From IndyStar.com: Trumpet glory from Alison Balsom
“Seraph” comes from a Hebrew word meaning “burning,” and Isaac Asimov, the genial American polymath of the late 20th century, suggested that “the burning ones” might be a good translation of “seraphim” — burning with their love of God, making their spectacular debut in the Book of Isaiah and later assigned the top position among the nine orders of angels.
James MacMillan, one of the few confessedly Christian composers of major reputation today, wrote “Seraph” for Alison Balsom, and it is the title piece of her new recording on EMI Classics. The seraphic burning manifests itself in different intensities throughout the 15-minute piece, played with keen understanding and tenderness by Balsom, with Jonathan Morton as leader of the accompanying string orchestra, the Scottish Ensemble. The primary characteristic is a glowing tone, which Balsom shows consistent mastery of.

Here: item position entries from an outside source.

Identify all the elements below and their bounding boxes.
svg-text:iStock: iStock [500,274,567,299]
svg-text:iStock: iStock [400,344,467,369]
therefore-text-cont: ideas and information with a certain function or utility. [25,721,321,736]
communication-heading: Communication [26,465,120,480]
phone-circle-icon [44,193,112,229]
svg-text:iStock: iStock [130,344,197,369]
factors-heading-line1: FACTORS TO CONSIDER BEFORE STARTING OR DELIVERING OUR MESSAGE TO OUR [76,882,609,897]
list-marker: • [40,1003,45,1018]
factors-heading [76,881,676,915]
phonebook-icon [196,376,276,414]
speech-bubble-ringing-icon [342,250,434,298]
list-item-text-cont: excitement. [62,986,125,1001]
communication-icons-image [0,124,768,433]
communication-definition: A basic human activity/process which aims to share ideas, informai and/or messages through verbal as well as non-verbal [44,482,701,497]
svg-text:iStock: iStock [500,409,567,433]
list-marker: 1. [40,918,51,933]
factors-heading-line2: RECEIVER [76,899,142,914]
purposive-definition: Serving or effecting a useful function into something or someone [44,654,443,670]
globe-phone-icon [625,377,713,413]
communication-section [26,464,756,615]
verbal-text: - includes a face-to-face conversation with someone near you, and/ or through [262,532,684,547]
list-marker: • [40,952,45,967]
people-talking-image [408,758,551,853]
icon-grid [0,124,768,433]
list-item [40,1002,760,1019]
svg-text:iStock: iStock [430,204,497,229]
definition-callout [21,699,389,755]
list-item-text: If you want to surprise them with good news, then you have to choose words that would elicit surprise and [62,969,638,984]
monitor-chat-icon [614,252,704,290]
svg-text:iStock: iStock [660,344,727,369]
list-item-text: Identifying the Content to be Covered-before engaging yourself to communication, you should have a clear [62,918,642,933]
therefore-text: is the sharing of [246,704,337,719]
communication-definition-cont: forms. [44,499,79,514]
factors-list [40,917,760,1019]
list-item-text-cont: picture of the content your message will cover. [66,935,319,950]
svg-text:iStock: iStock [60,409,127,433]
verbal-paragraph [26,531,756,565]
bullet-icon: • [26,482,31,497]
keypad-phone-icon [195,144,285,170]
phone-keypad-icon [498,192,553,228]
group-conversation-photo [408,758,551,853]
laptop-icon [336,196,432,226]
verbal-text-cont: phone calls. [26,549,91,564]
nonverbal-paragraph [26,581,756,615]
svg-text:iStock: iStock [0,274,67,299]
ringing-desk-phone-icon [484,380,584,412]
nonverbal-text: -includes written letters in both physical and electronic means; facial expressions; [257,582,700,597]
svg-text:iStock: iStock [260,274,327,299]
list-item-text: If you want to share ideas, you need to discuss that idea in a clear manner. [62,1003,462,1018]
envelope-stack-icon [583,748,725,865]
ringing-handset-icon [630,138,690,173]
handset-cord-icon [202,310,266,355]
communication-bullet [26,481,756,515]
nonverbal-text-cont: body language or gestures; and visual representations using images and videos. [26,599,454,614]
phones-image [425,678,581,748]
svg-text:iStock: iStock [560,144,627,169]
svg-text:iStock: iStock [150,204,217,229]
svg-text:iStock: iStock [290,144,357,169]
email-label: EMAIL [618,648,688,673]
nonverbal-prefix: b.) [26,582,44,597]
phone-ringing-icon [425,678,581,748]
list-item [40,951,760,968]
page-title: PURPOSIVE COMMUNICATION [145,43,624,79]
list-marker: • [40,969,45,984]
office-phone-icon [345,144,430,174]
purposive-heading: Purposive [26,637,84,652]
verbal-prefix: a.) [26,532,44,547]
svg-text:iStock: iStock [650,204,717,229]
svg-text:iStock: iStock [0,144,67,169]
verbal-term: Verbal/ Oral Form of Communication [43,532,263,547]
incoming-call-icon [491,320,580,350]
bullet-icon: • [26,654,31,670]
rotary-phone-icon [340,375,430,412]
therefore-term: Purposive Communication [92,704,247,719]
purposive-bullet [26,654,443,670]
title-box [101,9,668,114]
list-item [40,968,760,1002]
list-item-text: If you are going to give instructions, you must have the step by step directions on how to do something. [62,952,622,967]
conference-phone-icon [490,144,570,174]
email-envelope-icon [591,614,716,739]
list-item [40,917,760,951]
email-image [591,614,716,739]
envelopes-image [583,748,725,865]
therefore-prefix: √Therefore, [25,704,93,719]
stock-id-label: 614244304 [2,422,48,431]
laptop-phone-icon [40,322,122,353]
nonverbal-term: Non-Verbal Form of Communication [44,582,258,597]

Her mastery of programming is remarkable as well. These 20th and 21st century works reflect a great wealth of personal styles. I like her deft touch in putting a straight-up arrangement of “Nobody Knows,” the black spiritual, just before Bernd Alois Zimmermann’s haunting trumpet concerto, “Nobody knows de trouble I see,” a post-war cry to consider the value of all humanity across every racial and religious barrier. There’s nothing sentimental about the appeal the doomed Zimmermann makes in this composition, however. It’s in part an oblique but unmistakable tribute to a wide spectrum of black American music and its message of universal liberation from war and oppression.
Also making a strong impression is Alexander Arutiunian’s populist warhorse, a somewhat conventional three movement Trumpet Concerto of virtuosic reach, and — at the other end of the display and exroversion spectrum, Toru Takemitsu’s unaccompanied trumpet solo, “Paths.”
If the name seems familiar to readers of this blog, Balsom soloed with the Indianapolis Symphony Orchestra in October 2008, playing concertos by Albinoni and Haydn.